The health board is taking the situation very seriously, with plans to distribute leaflets from the chief executive to describe the breach as "extremely serious", reported BBC.
In February, a ransomware group targeted the health board, and after their demands were not met, they published stolen files online.
The health board is now planning to contact patients deemed 'high risk' individually and is asking everyone to be vigilant against any attempts to access their computer systems.
It was confirmed in May that the cyber-criminals had released some children's mental health data.
With a population exceeding 100,000, Dumfries and Galloway now fear that the number of affected patients and staff initially thought to be in the hundreds or thousands, is much greater.
The leaflets will advise residents to presume that some data about them has likely been copied and made public, including sensitive information such as X-rays, test results, and correspondence between healthcare professionals.

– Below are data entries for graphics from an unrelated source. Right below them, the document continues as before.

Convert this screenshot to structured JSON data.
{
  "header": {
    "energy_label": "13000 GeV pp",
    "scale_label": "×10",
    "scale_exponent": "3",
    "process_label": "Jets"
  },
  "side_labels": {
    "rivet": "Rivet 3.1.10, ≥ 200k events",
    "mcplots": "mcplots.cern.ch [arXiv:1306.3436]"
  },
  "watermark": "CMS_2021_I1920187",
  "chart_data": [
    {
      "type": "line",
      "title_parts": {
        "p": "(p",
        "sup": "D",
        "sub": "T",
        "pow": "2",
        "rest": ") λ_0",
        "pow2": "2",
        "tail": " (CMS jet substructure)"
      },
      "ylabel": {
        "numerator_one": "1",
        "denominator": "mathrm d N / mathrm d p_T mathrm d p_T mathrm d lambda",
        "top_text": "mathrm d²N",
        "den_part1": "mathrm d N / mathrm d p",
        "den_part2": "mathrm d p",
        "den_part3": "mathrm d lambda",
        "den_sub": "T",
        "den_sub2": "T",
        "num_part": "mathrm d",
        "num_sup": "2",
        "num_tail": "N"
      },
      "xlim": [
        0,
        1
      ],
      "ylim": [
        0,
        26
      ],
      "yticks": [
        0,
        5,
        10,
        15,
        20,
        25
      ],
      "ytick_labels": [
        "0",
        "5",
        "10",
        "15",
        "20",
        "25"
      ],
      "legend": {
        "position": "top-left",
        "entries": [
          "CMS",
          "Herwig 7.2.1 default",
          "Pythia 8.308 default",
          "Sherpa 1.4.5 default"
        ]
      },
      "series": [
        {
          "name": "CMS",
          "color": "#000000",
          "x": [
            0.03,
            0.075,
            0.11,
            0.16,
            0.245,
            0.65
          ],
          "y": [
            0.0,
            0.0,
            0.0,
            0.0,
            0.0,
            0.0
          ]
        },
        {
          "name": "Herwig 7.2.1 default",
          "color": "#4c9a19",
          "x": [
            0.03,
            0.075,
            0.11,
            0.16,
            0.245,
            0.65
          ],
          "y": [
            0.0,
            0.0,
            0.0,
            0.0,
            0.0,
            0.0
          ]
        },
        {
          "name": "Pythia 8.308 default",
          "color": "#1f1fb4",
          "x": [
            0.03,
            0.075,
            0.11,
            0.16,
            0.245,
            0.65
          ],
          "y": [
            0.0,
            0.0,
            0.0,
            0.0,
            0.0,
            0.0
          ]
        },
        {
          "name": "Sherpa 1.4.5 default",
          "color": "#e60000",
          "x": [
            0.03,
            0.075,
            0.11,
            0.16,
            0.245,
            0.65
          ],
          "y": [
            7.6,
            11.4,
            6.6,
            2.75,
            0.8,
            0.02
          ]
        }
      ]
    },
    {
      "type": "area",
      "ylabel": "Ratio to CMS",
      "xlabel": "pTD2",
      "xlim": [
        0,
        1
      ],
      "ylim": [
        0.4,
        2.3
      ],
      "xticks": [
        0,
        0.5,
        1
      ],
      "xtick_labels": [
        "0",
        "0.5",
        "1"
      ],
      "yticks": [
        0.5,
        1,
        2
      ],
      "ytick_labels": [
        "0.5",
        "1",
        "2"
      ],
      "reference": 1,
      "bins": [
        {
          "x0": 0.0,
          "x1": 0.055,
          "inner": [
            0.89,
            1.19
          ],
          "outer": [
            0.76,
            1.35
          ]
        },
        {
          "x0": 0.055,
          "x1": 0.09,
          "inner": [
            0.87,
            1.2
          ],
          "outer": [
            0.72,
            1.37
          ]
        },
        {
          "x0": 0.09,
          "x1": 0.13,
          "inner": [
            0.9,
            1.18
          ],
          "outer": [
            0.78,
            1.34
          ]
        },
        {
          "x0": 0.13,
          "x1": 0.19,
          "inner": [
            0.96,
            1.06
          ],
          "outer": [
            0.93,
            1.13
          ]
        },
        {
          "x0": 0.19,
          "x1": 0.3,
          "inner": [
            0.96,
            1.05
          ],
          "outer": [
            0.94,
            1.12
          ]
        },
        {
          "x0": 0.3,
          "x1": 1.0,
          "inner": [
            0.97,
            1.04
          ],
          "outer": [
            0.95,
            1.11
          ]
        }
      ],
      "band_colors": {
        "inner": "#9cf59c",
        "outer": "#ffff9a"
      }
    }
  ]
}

The health board's primary concern is for the safety of vulnerable groups, who may be at increased risk if criminals possess their information.
NHS Dumfries and Galloway has consistently urged the public to be alert for any attempts to access their work and personal data or for approaches by anyone claiming to have their personal or NHS data, whether via email, telephone, social media, or other means.
In all instances, individuals are advised to record details of the approach and contact Police Scotland online.
South Scotland MSP Colin Smyth has echoed the call for vigilance. "It is clear that the scale of the leak and the number of people affected is significantly higher than was first envisaged," he stated. Despite extensive efforts by the NHS to sift through millions of items, the precise details of the leaked data remain uncertain. Smyth noted that, fortunately, there has been no reported misuse of the data thus far.
Meanwhile, NHS England is facing disruption to medical services due to the ransomware attack on Synnovis, a provider of lab services for several NHS entities in southeast London, on 3 June. Over 1,500 operations and appointments have been cancelled.
NHS England revealed that King’s College Hospital and Guy’s and St Thomas’ were among the most affected, with a substantial number of procedures and consultations postponed.
The attack on Synnovis has prompted a coordinated response from NHS England - London, regional providers, and national partners to manage the fallout. Synnovis is currently focusing on technical recovery, with plans to gradually restore IT system functionality in the upcoming weeks.